Virtual Reality (VR)

Combining VR in education with traditional classroom methods of teaching is a great way for schools to introduce new technology to enhance the learning experience for students. For example, if a teacher is giving a lesson on the Great Wall of China, what better way than bringing it to life for students than with a VR headset? While the technology is so new that exact learning outcomes are yet to be proven, it would be hard to believe that such a memorable experience wouldn’t resonate with students in the long-term.

Blogging

Literacy and SPaG are often talked about, mainly voiced with concern that students aren’t performing in these areas as well as they should be. One thought is that schools could support students in improving English Language by encouraging them to get involved with a class blog. What could be better for them than writing about something they are passionate about? By writing for the school it should motivate them to truly put what they have been taught, into practice.
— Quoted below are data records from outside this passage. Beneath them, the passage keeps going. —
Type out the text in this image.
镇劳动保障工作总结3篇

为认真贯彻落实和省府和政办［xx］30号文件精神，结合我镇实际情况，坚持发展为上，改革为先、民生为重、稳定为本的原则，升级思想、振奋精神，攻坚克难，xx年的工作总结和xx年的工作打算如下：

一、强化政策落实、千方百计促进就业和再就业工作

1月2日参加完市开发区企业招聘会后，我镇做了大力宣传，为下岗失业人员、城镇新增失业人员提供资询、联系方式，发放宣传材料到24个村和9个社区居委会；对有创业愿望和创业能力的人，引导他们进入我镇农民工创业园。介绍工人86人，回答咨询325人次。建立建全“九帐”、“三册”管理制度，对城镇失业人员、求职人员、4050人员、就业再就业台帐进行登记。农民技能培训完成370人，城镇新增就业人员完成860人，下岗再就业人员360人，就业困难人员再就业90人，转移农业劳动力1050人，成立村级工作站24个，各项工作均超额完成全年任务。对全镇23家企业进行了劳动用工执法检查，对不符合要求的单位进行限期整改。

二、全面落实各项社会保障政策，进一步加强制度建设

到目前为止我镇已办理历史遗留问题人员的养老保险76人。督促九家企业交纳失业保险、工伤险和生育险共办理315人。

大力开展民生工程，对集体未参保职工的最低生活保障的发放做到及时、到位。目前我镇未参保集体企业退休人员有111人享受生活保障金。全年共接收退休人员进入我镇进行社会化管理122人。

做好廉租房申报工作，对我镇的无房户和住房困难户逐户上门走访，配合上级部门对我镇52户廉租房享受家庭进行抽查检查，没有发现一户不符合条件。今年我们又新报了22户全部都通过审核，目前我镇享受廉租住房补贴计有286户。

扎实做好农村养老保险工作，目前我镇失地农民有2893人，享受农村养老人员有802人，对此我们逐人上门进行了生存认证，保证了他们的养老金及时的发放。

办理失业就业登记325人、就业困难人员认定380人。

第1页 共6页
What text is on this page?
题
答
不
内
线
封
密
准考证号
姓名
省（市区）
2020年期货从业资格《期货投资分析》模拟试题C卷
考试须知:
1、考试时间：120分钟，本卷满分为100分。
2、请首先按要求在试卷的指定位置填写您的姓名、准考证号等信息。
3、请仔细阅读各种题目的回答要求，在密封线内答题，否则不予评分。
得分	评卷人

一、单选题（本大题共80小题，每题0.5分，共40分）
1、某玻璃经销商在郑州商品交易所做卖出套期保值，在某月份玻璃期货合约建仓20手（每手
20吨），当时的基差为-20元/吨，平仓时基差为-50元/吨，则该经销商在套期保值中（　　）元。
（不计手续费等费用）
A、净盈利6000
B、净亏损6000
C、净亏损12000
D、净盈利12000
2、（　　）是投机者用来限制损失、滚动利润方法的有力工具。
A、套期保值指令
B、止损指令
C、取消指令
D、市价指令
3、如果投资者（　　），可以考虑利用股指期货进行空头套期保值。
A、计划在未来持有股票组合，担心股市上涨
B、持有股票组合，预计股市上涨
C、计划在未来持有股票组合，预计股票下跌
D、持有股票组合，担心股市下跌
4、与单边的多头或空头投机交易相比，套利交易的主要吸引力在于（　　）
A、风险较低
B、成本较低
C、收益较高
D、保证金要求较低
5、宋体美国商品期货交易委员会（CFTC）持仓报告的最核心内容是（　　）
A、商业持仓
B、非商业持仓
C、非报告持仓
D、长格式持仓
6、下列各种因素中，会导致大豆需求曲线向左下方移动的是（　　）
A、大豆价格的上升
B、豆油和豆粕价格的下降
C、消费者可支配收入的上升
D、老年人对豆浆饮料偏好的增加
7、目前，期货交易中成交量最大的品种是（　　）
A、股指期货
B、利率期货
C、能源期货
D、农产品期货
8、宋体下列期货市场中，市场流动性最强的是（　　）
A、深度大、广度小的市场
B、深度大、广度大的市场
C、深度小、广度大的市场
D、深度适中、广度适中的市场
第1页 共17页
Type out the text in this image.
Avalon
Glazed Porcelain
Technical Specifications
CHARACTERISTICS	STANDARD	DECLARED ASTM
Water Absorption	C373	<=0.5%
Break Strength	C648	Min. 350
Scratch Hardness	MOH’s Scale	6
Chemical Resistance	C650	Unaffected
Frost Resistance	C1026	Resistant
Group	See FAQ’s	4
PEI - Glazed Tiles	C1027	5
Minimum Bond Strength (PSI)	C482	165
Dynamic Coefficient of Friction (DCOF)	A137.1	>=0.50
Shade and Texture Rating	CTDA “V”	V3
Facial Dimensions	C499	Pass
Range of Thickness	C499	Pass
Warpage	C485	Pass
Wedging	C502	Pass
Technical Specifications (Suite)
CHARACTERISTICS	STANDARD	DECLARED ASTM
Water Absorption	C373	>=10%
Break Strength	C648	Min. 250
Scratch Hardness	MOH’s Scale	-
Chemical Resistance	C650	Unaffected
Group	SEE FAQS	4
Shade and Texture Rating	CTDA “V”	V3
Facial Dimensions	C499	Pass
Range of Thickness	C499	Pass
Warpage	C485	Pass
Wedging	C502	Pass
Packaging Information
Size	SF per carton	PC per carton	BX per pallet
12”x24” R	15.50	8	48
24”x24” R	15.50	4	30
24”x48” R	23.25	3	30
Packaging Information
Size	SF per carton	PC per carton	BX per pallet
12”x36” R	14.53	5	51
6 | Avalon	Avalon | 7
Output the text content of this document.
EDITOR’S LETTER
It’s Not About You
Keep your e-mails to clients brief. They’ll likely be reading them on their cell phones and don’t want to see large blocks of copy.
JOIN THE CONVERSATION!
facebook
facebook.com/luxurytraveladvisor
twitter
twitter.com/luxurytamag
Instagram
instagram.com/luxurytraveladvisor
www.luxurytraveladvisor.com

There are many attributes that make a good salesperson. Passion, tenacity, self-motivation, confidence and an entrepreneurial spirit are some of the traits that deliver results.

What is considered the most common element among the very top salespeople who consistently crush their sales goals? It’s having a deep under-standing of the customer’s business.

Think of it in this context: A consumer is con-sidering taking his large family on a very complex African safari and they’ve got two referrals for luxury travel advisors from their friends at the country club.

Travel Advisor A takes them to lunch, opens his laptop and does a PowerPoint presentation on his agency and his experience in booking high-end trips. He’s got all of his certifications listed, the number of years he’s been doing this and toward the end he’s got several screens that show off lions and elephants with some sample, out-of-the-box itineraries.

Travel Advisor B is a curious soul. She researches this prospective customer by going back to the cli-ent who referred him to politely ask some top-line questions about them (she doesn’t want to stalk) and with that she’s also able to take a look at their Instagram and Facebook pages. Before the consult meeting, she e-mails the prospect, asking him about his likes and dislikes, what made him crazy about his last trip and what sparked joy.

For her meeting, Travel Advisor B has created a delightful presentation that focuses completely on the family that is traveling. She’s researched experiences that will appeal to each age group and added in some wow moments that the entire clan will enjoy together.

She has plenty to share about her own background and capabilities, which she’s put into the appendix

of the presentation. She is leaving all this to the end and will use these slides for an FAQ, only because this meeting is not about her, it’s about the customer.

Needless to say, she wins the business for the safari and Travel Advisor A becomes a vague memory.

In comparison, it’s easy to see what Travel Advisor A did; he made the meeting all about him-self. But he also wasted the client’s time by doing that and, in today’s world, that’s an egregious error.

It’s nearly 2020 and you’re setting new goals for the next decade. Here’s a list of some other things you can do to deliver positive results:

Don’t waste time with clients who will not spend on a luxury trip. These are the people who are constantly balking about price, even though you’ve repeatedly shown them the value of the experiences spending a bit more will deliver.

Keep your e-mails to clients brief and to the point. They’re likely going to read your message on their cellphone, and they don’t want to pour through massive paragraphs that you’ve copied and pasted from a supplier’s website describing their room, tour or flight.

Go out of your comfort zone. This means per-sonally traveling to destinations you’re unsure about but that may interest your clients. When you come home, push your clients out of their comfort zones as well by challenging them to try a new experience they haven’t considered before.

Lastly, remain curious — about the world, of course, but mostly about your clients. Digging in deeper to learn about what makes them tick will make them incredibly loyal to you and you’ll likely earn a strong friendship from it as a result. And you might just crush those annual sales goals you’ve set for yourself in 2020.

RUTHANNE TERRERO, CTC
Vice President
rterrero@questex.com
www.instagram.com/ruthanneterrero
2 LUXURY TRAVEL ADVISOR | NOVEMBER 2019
Practicing What You Preach

While there is a lot of emphasis on students adopting technology in the classroom, schools should be encouraging teaching staff to be involved where they can too. For example, using lesson planning software as standard, means that teachers are leading the class with the use of technology. Multi-functioning software such as Promethean’s ClassFlow, means that teachers can plan and deliver their lessons at the touch of a button. Students can then use the software as part of the lesson for individual or collaborative team working, and even continue their learning outside of the classroom; simply by logging-in.

Personalising Learning

All students learn differently, we know this, fortunately educators can now use technology to personalise learning right down to individual students. Schools understand there are a good variety of different software options available, which enable them to do this. At Promethean we take pride in how our ClassFlow software enables teachers to monitor, in real-time, how well individual students in a class are understanding a topic, concept or learning outcome. This helps to personalise learning by giving teachers the knowledge needed to provide additional support to individual students, whether in the form of reviewing, revisiting or even extending learning. The software allows teachers to quickly create mini quizzes and activities which can be delivered ad hoc, to monitor how well students are grasping an area of learning at any point in the lesson. The upshot is that schools have better results and students are less likely to become disengaged simply because they don’t understand.

Making Learning Fun!

Sometimes we can get weighed down in the ins and outs of education technology and its plus and minus points, this can lead us to forget the simplicity of - if lessons are fun, students are going to be more motivated to learn. For the most part, technology can make lessons really fun! Software can transport students to other worlds, and enable them to look up any topic at the swipe of a finger. It encourages and enhances collaborative working, building the foundations for the world of work and beyond. Educators can use technology to bring life just about any topic and make it more engaging for students, which ultimately should improve results.